Increase performance when writing to a file

Posted on 2006-06-07
Last Modified: 2008-02-01

I'm creating a component (C++) which intends to simulate non-volatile RAM (32k) by writing information to a file on disk (data is flushed to disk after each write operation).
I notice that each write to this NVRAM takes about (max.) 94ms. However the application which uses this component frequently writes to the NVRAM (f.e. after scanning an article it writes 10 settings to NVRAM by calling 10 times the write-method of the component). So for each action by the application, I notice an extra delay of approx. 1s (or more) which is intolerable for the application.
Could you provide me some advice on increasing the performance when using writing to a file?

Current way of working in write method of component :
* read content of file
* write new content to file
* flush data to disk (takes most of the time)

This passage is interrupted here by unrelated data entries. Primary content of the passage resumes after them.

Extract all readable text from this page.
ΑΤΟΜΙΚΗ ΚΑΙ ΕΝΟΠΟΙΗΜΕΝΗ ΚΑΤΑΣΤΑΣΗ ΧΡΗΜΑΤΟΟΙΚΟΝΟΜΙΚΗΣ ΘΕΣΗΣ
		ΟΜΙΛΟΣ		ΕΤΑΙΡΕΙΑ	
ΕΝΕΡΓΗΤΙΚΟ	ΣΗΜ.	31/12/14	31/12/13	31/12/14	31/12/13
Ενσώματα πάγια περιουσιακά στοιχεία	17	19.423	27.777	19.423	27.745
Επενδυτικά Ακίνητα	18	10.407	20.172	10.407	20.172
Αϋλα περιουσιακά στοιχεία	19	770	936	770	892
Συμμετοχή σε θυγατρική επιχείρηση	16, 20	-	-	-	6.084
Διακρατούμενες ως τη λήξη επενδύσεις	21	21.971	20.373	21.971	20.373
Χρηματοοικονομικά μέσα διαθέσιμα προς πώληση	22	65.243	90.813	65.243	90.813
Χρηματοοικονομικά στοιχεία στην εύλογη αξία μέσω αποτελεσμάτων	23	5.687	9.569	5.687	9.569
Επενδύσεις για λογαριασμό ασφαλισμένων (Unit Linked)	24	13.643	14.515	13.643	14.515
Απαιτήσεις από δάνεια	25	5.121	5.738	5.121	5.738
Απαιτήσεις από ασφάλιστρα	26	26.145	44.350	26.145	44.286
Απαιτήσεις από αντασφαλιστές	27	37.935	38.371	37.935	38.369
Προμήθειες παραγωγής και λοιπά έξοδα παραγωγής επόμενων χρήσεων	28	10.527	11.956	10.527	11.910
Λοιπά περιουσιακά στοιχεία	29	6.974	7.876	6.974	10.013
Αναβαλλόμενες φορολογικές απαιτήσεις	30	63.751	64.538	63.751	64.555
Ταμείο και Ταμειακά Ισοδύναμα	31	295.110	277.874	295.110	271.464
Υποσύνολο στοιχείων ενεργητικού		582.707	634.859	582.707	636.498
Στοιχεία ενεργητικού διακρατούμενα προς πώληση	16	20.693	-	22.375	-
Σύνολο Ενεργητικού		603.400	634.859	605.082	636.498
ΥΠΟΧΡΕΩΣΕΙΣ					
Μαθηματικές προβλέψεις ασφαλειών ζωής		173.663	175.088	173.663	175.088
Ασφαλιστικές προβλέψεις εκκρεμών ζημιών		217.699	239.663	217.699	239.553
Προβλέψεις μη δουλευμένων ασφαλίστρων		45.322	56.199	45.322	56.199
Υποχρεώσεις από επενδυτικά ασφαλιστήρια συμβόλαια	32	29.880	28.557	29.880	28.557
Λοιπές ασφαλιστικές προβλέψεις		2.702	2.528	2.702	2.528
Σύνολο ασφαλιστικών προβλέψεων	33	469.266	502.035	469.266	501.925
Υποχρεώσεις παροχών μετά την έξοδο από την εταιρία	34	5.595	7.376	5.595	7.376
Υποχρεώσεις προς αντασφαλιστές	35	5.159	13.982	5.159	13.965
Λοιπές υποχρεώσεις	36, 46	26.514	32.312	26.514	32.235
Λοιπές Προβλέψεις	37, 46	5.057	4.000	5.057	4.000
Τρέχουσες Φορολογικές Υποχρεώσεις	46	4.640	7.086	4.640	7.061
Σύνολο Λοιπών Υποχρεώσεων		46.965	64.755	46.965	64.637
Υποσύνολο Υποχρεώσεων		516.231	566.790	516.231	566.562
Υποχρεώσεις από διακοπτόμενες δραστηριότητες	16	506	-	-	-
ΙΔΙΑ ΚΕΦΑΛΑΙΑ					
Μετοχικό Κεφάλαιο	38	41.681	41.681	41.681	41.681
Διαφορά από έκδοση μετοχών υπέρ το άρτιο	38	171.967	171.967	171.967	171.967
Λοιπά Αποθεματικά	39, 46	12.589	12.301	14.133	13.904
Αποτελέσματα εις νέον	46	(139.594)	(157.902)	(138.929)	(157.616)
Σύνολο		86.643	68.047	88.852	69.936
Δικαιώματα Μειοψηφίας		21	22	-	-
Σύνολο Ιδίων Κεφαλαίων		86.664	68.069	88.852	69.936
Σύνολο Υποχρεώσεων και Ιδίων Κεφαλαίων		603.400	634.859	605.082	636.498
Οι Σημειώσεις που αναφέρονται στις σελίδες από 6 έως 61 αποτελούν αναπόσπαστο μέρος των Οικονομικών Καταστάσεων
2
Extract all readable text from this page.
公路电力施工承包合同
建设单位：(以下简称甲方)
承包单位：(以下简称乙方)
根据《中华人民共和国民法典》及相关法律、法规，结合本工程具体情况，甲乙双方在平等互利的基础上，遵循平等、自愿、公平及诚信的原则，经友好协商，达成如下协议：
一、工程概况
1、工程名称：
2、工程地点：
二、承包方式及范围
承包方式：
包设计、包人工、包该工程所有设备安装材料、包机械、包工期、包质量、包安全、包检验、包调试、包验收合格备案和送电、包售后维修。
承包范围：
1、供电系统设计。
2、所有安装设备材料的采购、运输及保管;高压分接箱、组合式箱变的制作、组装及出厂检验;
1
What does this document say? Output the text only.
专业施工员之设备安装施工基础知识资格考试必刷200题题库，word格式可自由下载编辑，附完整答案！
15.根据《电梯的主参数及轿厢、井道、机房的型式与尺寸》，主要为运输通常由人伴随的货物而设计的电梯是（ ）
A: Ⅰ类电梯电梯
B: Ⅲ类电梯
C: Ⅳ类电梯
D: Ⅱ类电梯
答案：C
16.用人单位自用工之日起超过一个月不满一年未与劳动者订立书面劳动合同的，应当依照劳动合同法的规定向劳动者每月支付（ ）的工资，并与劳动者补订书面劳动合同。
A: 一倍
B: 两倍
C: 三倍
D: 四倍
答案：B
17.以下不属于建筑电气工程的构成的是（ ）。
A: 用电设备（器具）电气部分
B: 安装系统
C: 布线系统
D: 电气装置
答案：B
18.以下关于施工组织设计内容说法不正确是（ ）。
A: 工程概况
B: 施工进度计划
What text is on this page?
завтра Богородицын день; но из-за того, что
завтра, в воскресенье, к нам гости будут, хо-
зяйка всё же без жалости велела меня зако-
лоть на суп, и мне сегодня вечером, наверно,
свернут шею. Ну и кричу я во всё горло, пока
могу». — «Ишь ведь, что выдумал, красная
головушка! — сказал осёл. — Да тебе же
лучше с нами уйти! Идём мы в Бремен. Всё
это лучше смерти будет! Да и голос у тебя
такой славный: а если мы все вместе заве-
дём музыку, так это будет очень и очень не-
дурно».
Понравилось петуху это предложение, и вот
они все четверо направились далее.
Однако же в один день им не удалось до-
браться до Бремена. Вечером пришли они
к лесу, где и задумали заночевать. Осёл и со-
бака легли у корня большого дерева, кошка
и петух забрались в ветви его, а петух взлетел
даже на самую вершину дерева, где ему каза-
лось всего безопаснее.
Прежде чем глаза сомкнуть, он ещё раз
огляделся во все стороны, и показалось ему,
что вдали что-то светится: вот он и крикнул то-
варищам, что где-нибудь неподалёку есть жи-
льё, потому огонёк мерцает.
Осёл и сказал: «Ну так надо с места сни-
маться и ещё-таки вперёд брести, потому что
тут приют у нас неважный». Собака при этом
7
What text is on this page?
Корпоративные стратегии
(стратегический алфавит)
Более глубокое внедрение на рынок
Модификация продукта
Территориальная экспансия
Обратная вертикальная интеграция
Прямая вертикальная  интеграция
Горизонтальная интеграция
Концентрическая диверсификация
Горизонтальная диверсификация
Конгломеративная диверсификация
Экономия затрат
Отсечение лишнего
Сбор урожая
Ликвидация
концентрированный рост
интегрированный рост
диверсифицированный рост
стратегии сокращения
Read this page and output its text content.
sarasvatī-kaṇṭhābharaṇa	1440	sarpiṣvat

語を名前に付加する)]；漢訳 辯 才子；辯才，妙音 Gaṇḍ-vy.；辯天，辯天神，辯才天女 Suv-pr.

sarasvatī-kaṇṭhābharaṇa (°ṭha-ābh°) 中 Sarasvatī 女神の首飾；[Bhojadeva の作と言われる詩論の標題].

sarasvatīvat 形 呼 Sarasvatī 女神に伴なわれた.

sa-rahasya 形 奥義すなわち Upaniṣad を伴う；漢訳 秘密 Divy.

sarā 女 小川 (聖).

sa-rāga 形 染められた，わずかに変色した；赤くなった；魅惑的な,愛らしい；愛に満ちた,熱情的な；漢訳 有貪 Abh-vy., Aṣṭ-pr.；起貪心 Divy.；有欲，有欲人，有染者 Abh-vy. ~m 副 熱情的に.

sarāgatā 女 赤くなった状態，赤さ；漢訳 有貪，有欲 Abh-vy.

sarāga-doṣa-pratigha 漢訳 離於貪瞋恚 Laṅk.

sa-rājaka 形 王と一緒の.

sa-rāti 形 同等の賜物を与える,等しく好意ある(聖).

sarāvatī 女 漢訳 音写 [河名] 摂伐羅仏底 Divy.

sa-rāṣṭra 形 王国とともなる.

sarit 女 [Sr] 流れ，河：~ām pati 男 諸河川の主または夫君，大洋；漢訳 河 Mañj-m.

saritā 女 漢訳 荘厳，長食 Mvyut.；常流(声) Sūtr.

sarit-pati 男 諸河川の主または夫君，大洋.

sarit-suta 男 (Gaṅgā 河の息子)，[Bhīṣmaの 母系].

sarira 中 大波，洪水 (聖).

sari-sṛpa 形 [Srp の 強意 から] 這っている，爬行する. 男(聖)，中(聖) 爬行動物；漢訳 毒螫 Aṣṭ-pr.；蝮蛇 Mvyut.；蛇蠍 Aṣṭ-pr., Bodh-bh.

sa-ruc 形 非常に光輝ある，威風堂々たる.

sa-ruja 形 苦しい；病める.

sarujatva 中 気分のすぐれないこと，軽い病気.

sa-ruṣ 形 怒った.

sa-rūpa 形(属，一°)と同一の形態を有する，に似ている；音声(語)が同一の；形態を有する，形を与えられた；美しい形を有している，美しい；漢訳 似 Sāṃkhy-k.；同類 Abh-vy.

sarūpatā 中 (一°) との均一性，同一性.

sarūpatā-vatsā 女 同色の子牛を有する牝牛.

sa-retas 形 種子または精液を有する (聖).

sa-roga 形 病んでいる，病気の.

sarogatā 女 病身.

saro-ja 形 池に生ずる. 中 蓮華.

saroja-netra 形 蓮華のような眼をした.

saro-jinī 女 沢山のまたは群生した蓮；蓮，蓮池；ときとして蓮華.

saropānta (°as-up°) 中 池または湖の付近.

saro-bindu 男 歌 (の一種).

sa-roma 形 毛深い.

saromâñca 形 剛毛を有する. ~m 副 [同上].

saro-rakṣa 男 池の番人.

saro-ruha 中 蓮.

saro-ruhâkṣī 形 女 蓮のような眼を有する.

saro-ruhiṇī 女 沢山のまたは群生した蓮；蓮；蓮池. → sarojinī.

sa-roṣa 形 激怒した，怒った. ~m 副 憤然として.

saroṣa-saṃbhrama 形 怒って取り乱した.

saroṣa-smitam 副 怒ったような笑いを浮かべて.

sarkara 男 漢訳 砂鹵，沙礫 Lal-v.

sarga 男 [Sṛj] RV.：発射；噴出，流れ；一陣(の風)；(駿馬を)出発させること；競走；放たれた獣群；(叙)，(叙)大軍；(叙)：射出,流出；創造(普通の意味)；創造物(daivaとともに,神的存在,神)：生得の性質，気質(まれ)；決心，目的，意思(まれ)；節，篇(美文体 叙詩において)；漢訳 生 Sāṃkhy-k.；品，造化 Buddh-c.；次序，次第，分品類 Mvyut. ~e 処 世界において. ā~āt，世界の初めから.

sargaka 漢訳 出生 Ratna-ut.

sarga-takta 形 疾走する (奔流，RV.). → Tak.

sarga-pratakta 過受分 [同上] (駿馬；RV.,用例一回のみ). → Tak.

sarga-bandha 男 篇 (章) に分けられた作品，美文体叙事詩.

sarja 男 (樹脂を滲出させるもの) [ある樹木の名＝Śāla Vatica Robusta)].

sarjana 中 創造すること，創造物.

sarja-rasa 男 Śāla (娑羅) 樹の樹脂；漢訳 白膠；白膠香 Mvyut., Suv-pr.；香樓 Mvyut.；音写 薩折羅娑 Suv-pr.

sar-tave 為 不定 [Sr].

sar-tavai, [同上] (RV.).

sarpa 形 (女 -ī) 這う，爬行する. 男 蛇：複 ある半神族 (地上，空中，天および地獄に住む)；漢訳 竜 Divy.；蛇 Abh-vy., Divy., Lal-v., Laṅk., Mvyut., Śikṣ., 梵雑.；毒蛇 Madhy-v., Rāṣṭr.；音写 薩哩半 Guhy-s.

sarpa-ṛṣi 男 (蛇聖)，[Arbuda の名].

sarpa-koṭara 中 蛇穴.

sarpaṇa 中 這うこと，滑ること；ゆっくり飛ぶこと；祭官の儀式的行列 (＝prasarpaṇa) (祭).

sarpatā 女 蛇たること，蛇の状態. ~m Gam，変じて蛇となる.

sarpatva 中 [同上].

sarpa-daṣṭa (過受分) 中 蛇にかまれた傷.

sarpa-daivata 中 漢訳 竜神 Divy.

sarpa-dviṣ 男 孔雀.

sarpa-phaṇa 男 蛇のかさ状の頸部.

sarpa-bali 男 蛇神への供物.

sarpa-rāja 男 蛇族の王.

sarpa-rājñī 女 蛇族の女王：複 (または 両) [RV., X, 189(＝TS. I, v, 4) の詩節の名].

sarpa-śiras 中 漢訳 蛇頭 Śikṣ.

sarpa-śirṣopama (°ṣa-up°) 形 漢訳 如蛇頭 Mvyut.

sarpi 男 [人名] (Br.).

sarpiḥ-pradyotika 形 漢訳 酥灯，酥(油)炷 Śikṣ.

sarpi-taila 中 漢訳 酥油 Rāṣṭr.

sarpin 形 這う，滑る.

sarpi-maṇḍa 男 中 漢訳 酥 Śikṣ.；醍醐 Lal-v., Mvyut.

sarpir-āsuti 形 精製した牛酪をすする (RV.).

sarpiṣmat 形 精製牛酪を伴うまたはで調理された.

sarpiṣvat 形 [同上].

Is multithreading an option and why?
Overlapped I/O?

BTW. Using other hardware (harddisk) is no option.
BTW. The application may not be changed.

Question by:jlsjls
    LVL 14

    Expert Comment

    Couple of ideas:

    - Keep the file in memory the whole time, and write it as needed. That way you save the cost of the read every time through. Write the entire file into a buffer in memory, and then write the entire buffer out at once, this way you are doing only one write operation.

    - What file i/o functions are you using? If you are using iostreams from the standard library, switch to c library functions such as fopen, fwrite, etc., they are much faster. You can fiddle with buffer sizes using setvbuf() to maximize your performance. Or even better switch to native win32 API calls if you are programming on Windows.

    - Switch to using a memory-mapped file, this will probably get you the best performance of all. This lets you open the file and treat it as a memory array, to write to the file you simply change that memory location.
    LVL 3

    Expert Comment

    Do you really need to flush the data to the disk every time? If you are concerned that their might be a power or system failure at any moment and need to have the most up to date data then you will have to do this, which will cause a delay whilst the physcial storage medium writes the data. This will be regardless of whether you have a conventional file or memory mapped file.

    The comments by wayside are correct and will improve performance, but the only real way to dramatically improve matters is to not call the flush function so often.
    LVL 3

    Author Comment

    The purpose of the component is to simulate a Non-volatile RAM. So it must be able to cope with power/system failures at any moment (most important goal).
    So I agree with you about flushing to disk (accessing slow media) for each write request is the only solution.
    I notice for a complete write cylce (max. 94ms) :
    1/3 time -> reading + writing
    2/3 time -> flushing

    Maybe by using memory-mapped files (my file is only 32k in size) I can improve the read/write operation a bit.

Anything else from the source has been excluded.